Suppose there exists a non-empty, open interval $(a, b)$ such that for all $x_0$ satisfying $a < x_0 < b$, the sequence converges to a limit. The sequence converges to the value?
$A. \frac{1+\sqrt{1+8c}}{2c}$
$B. \frac{1-\sqrt{1+8c}}{2c}$
$C. 2$
$D. \frac{2}{2c-1}$
Since it converges, we can write: $x=cx^2 -2$
or
$cx^2 -x -2 = 0$
Solving it gives-
$x=\frac{1\pm \sqrt{1+8c}}{2c}$
So both options (A) and (B) satisfy this.
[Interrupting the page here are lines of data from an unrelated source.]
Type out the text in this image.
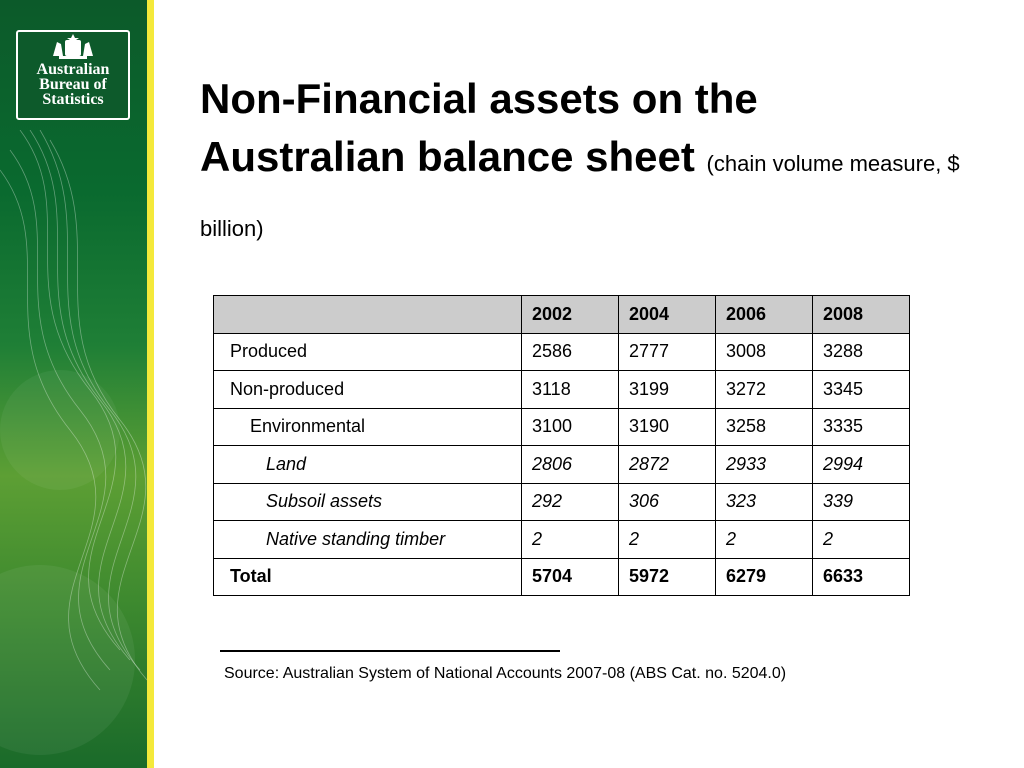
Australian
Bureau of
Statistics	Non-Financial assets on the
Australian balance sheet (chain volume measure, $ billion)
	2002	2004	2006	2008
Produced	2586	2777	3008	3288
Non-produced	3118	3199	3272	3345
Environmental	3100	3190	3258	3335
Land	2806	2872	2933	2994
Subsoil assets	292	306	323	339
Native standing timber	2	2	2	2
Total	5704	5972	6279	6633
Source: Australian System of National Accounts 2007-08 (ABS Cat. no. 5204.0)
The answer is (B). I am not able to proceed further. Please help
Best Answer
Let $f(x)=cx^2-2$. Indeed, $f(x)=x\iff x=\frac{1\pm\sqrt{1+8c}}2$. But$$f'\left(\frac{1+\sqrt{1+8c}}2\right)=1+\sqrt{1+8c}>0$$and therefore if $x_0$ is slightly larger than $f(x_0)$, then $f(x_0)>x_0$ and, in fact, the sequence $(x_n)_{n\in\mathbb N}$ is strictly increasing. Therefore, we don't have $\lim_{n\to\infty}x_n=x_0$. So, A. is not an option.